Monday, June 1, 2015

Sharing is Caring … Right?

When I sit down, I do think about what I would want to read if I were you. Would I want to hear about the writer and her issues at hand or would it be best to talk about what is going on with what is out there in the world?  Like I wrote about Human Trafficking vs. Do I speak about being married to a man that was in the closet and abusive because he hated being married to a woman?  It is a toss-up I say because I do not want to talk all about me and not about other issues that need to be address too. 
I have been getting a lot of Ford readers and fed back with some issues with questions. I want to thank you for trusting me enough to talk with me about them. Thank you for your words of the encouragement too, so I think it is only fair that because all of you have shared it is the time that I shared one with you. So you understand that you are not alone in this crazy world.


You know that movie Purple People Eater or the song. You know the song, one horn flying well that is what I felt like. Maybe I should go back just a bit. I am from a small town and well Sex stores are not in walking distance to say. Now up north you can look left, you can look right do a shuffle and bam your there. Now I have already gone through the letters, the emails, the soft swingers were yours just in the same room, you name it we did it. I was doing whatever I could to save the marriage at this point.

My lovely Ex had this way to pop these surprise sex things on me. Oh no, I knew I was going, but I thought I would be going in for some lube thing. OH no, we were not just going in for lube. I am walking around and looking at all the girly stuff. Being me, oh there is pinks and purples. Look oh, it smells good and oh wow look how it matches skin tones. Wow, it matches mine, and wow it as tall as me! I am 4”11, now how in the world and next thing I know I am lead to this section.  I am looking at a wall of loads of strap on’s, and he states what color do I want. There was Pink, Purple, and Blue. Now at this point colors are not so important now and how girly things are. At this point, I thought he wanted to use it on me, and I go are you going to use this with yours being in the way? That is when we both realized we were not on the same page. Then it was well babe I was hoping that we could try something different. I was thinking oh hell, I am just glad it was not going to my cute bottom.  Then it was who is wearing it, me? Why me, I am the girl? I do not know what to do. Then I am like damn, I  panic; then I had a panic attack in the Purple Dildo Section of a Sex Store. He thought I was getting turned on.  He picked out the color, purple. Then it was on to the size.  What size to get, oh this is the real part.  So yes the conversation went in depth on well I do not want it bigger than mine.

So at this point my Ex wanted me to one Be the man during Sex, and not have more significant Unit then him and let’s not forget it was purple. So this seems more of an issue, this was omg what am I going to do this was how fast can I leave and how.  It took some time for me to leave and prepare and have help, and I mean the proper help.  Sometimes it does take that, and that is okay too and nothing to be embarrassed or ashamed. Trust me I know what pride is and how it messes with your head. Sometimes you have to put that aside but I promise you get that back once you leave. You get all those feeling back once you leave. Leaving is the first step of healing the right way then you deal with the next steps that come with but it takes time.
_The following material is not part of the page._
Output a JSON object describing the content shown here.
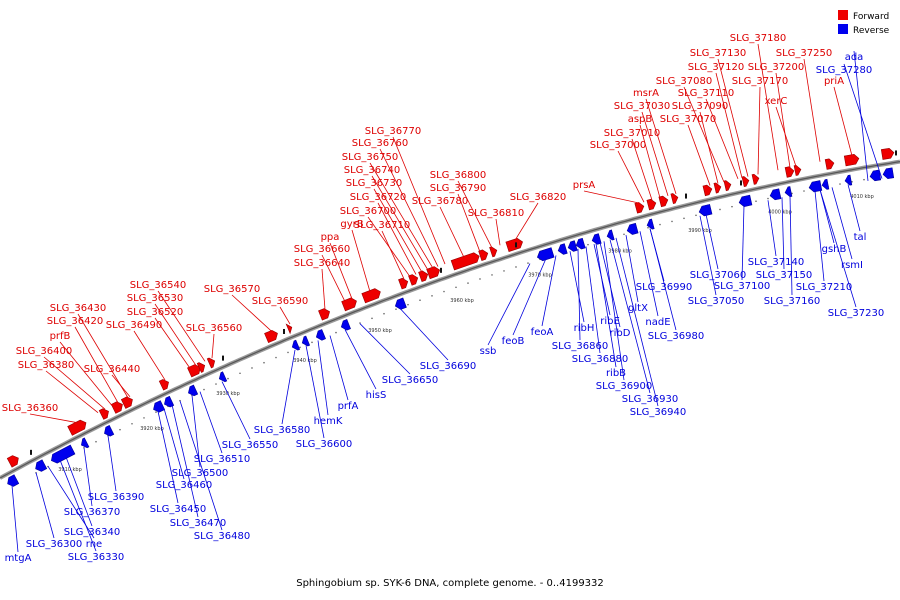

You keep going until you hit the brick wall. Mine I had to schedule when I moved back home when I knew it was safe to do so.  I do believe if you are going through something hard, and you feel like you are in a corner there are ways out. Maybe you are not seeing them; maybe you need a 3rd person looking at it for you in a different light to help. I feel that sometimes two brains are better than one, and sometimes change is hard. So you do not have to do this alone. There are groups; there are places that can help you and your pack. I promise I have been there, I went from having whatever I wanted to look we have to watch everything we have to spend because we do not have the money.  
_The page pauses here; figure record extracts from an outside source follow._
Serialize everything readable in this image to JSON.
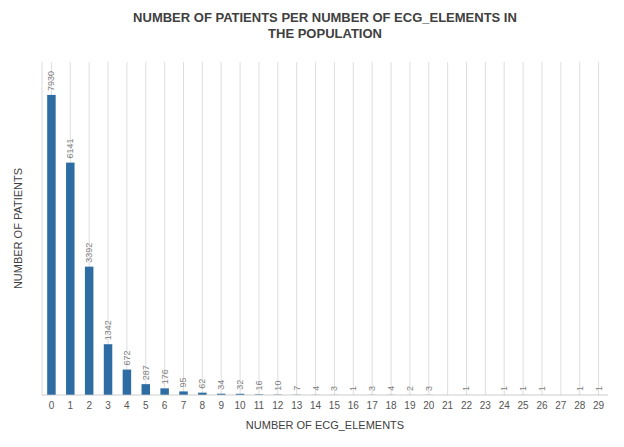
{
  "chart_data": {
    "type": "bar",
    "title": "NUMBER OF PATIENTS  PER  NUMBER OF ECG_ELEMENTS IN\nTHE POPULATION",
    "x_label": "NUMBER OF ECG_ELEMENTS",
    "y_label": "NUMBER OF PATIENTS",
    "categories": [
      0,
      1,
      2,
      3,
      4,
      5,
      6,
      7,
      8,
      9,
      10,
      11,
      12,
      13,
      14,
      15,
      16,
      17,
      18,
      19,
      20,
      21,
      22,
      23,
      24,
      25,
      26,
      27,
      28,
      29
    ],
    "values": [
      7930,
      6141,
      3392,
      1342,
      672,
      287,
      176,
      95,
      62,
      34,
      32,
      16,
      10,
      7,
      4,
      3,
      1,
      3,
      4,
      2,
      3,
      0,
      1,
      0,
      1,
      1,
      1,
      0,
      1,
      1
    ],
    "color": "#2e6da4",
    "ylim": [
      0,
      8800
    ],
    "grid": "x",
    "data_labels": true,
    "tick_labels": "x"
  }
}
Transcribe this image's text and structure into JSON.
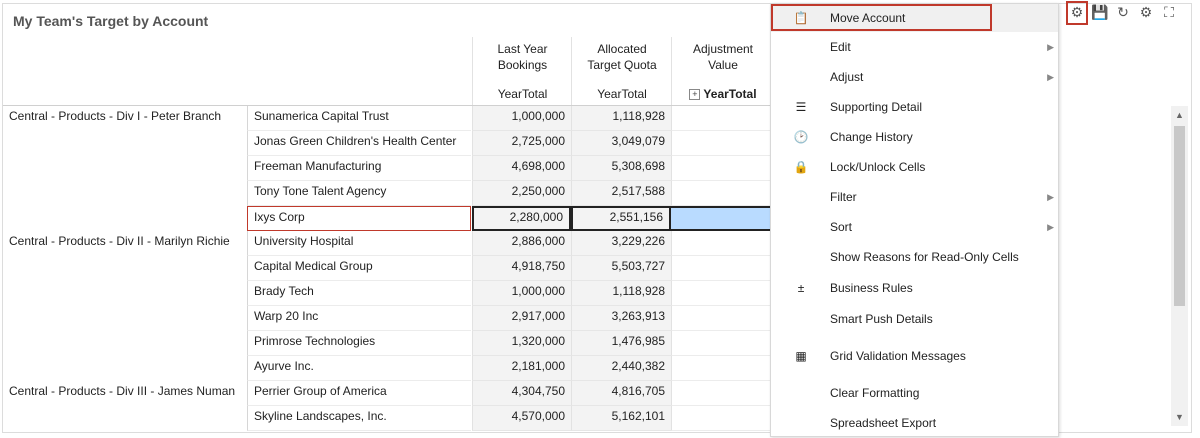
{
  "title": "My Team's Target by Account",
  "columns": [
    {
      "name": "Last Year Bookings",
      "sub": "YearTotal"
    },
    {
      "name": "Allocated Target Quota",
      "sub": "YearTotal"
    },
    {
      "name": "Adjustment Value",
      "sub": "YearTotal"
    }
  ],
  "rows": [
    {
      "division": "Central - Products - Div I - Peter Branch",
      "account": "Sunamerica Capital Trust",
      "bookings": "1,000,000",
      "quota": "1,118,928"
    },
    {
      "division": "",
      "account": "Jonas Green Children's Health Center",
      "bookings": "2,725,000",
      "quota": "3,049,079"
    },
    {
      "division": "",
      "account": "Freeman Manufacturing",
      "bookings": "4,698,000",
      "quota": "5,308,698"
    },
    {
      "division": "",
      "account": "Tony Tone Talent Agency",
      "bookings": "2,250,000",
      "quota": "2,517,588"
    },
    {
      "division": "",
      "account": "Ixys Corp",
      "bookings": "2,280,000",
      "quota": "2,551,156",
      "selected": true
    },
    {
      "division": "Central - Products - Div II - Marilyn Richie",
      "account": "University Hospital",
      "bookings": "2,886,000",
      "quota": "3,229,226"
    },
    {
      "division": "",
      "account": "Capital Medical Group",
      "bookings": "4,918,750",
      "quota": "5,503,727"
    },
    {
      "division": "",
      "account": "Brady Tech",
      "bookings": "1,000,000",
      "quota": "1,118,928"
    },
    {
      "division": "",
      "account": "Warp 20 Inc",
      "bookings": "2,917,000",
      "quota": "3,263,913"
    },
    {
      "division": "",
      "account": "Primrose Technologies",
      "bookings": "1,320,000",
      "quota": "1,476,985"
    },
    {
      "division": "",
      "account": "Ayurve Inc.",
      "bookings": "2,181,000",
      "quota": "2,440,382"
    },
    {
      "division": "Central - Products - Div III - James Numan",
      "account": "Perrier Group of America",
      "bookings": "4,304,750",
      "quota": "4,816,705"
    },
    {
      "division": "",
      "account": "Skyline Landscapes, Inc.",
      "bookings": "4,570,000",
      "quota": "5,162,101"
    }
  ],
  "menu": [
    {
      "label": "Move Account",
      "icon": "move-account-icon",
      "glyph": "📋",
      "highlighted": true
    },
    {
      "label": "Edit",
      "submenu": true
    },
    {
      "label": "Adjust",
      "submenu": true
    },
    {
      "label": "Supporting Detail",
      "icon": "supporting-detail-icon",
      "glyph": "☰"
    },
    {
      "label": "Change History",
      "icon": "change-history-icon",
      "glyph": "🕑"
    },
    {
      "label": "Lock/Unlock Cells",
      "icon": "lock-icon",
      "glyph": "🔒"
    },
    {
      "label": "Filter",
      "submenu": true
    },
    {
      "label": "Sort",
      "submenu": true
    },
    {
      "label": "Show Reasons for Read-Only Cells"
    },
    {
      "label": "Business Rules",
      "icon": "calculator-icon",
      "glyph": "±"
    },
    {
      "label": "Smart Push Details"
    },
    {
      "label": "Grid Validation Messages",
      "icon": "grid-validation-icon",
      "glyph": "▦"
    },
    {
      "label": "Clear Formatting"
    },
    {
      "label": "Spreadsheet Export"
    }
  ],
  "toolbar": [
    {
      "name": "actions-gear-icon",
      "glyph": "⚙",
      "highlighted": true
    },
    {
      "name": "save-icon",
      "glyph": "💾"
    },
    {
      "name": "refresh-icon",
      "glyph": "↻"
    },
    {
      "name": "settings-icon",
      "glyph": "⚙"
    },
    {
      "name": "maximize-icon",
      "glyph": "⛶"
    }
  ],
  "colors": {
    "highlight_border": "#c0392b",
    "selected_cell": "#b9dbff"
  }
}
It is funny how life can go from Riches to not so rich. I felt that my children did learn some paramount life lessons and will become Alive by us leaving him. I am sure my ex can roll his eye in the back of his head and making countless Match account. Just FYI my personal feeling I must say so it is so stupid and wasteful portal space you mean person to make fake accounts. That could be someone's profile to find someone’s true love.  I feel it is a shame that people have to go to such extremes to be weird or cause sadness in their heads. For unnecessary reasons when instead of moving on and changing things in your life for the good.
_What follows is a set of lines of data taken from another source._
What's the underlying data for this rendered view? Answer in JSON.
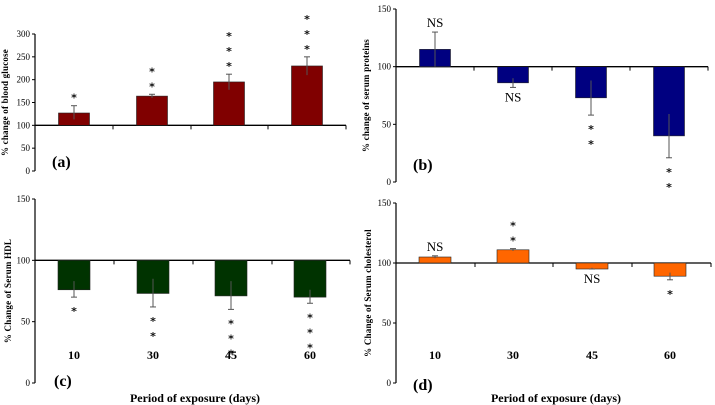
{
  "chart_data": [
    {
      "id": "a",
      "type": "bar",
      "panel_label": "(a)",
      "title": "",
      "xlabel": "",
      "ylabel": "% change of blood glucose",
      "categories": [
        "10",
        "30",
        "45",
        "60"
      ],
      "show_category_labels": false,
      "values": [
        127,
        164,
        195,
        230
      ],
      "error_upper": [
        143,
        168,
        212,
        250
      ],
      "error_lower": [
        113,
        160,
        178,
        210
      ],
      "baseline": 100,
      "ylim": [
        0,
        300
      ],
      "yticks": [
        0,
        50,
        100,
        150,
        200,
        250,
        300
      ],
      "significance": [
        "*",
        "**",
        "***",
        "***"
      ],
      "significance_position": [
        "above",
        "above",
        "above",
        "above"
      ],
      "color": "#800000",
      "grid": false
    },
    {
      "id": "b",
      "type": "bar",
      "panel_label": "(b)",
      "title": "",
      "xlabel": "",
      "ylabel": "% change of serum proteins",
      "categories": [
        "10",
        "30",
        "45",
        "60"
      ],
      "show_category_labels": false,
      "values": [
        115,
        86,
        73,
        40
      ],
      "error_upper": [
        130,
        90,
        88,
        59
      ],
      "error_lower": [
        100,
        82,
        58,
        21
      ],
      "baseline": 100,
      "ylim": [
        0,
        150
      ],
      "yticks": [
        0,
        50,
        100,
        150
      ],
      "significance": [
        "NS",
        "NS",
        "**",
        "**"
      ],
      "significance_position": [
        "above",
        "below",
        "below",
        "below"
      ],
      "color": "#000080",
      "grid": false
    },
    {
      "id": "c",
      "type": "bar",
      "panel_label": "(c)",
      "title": "",
      "xlabel": "Period of exposure (days)",
      "ylabel": "% Change of Serum HDL",
      "categories": [
        "10",
        "30",
        "45",
        "60"
      ],
      "show_category_labels": true,
      "values": [
        76,
        73,
        71,
        70
      ],
      "error_upper": [
        83,
        85,
        83,
        76
      ],
      "error_lower": [
        70,
        62,
        60,
        65
      ],
      "baseline": 100,
      "ylim": [
        0,
        150
      ],
      "yticks": [
        0,
        50,
        100,
        150
      ],
      "significance": [
        "*",
        "**",
        "***",
        "***"
      ],
      "significance_position": [
        "below",
        "below",
        "below",
        "below"
      ],
      "color": "#003300",
      "grid": false
    },
    {
      "id": "d",
      "type": "bar",
      "panel_label": "(d)",
      "title": "",
      "xlabel": "Period of exposure (days)",
      "ylabel": "% Change of Serum cholesterol",
      "categories": [
        "10",
        "30",
        "45",
        "60"
      ],
      "show_category_labels": true,
      "values": [
        105,
        111,
        95,
        89
      ],
      "error_upper": [
        106,
        112,
        96,
        92
      ],
      "error_lower": [
        104,
        110,
        95,
        86
      ],
      "baseline": 100,
      "ylim": [
        0,
        150
      ],
      "yticks": [
        0,
        50,
        100,
        150
      ],
      "significance": [
        "NS",
        "**",
        "NS",
        "*"
      ],
      "significance_position": [
        "above",
        "above",
        "below",
        "below"
      ],
      "color": "#FF6600",
      "grid": false
    }
  ]
}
What I suggest if your going through or need someone to speak with there are places. If you need help and need someone that has been there and done that T-shirt and want someone to talk to there is me. I will talk to, I will find you the help. When it comes to doing research, deep down looking and investigations it what I do best. Trust me! If there is a way I will assist in any way possible, I know what it feels like when you feel like there are no doors open to you. I promise I will help you find the open door that are open ones!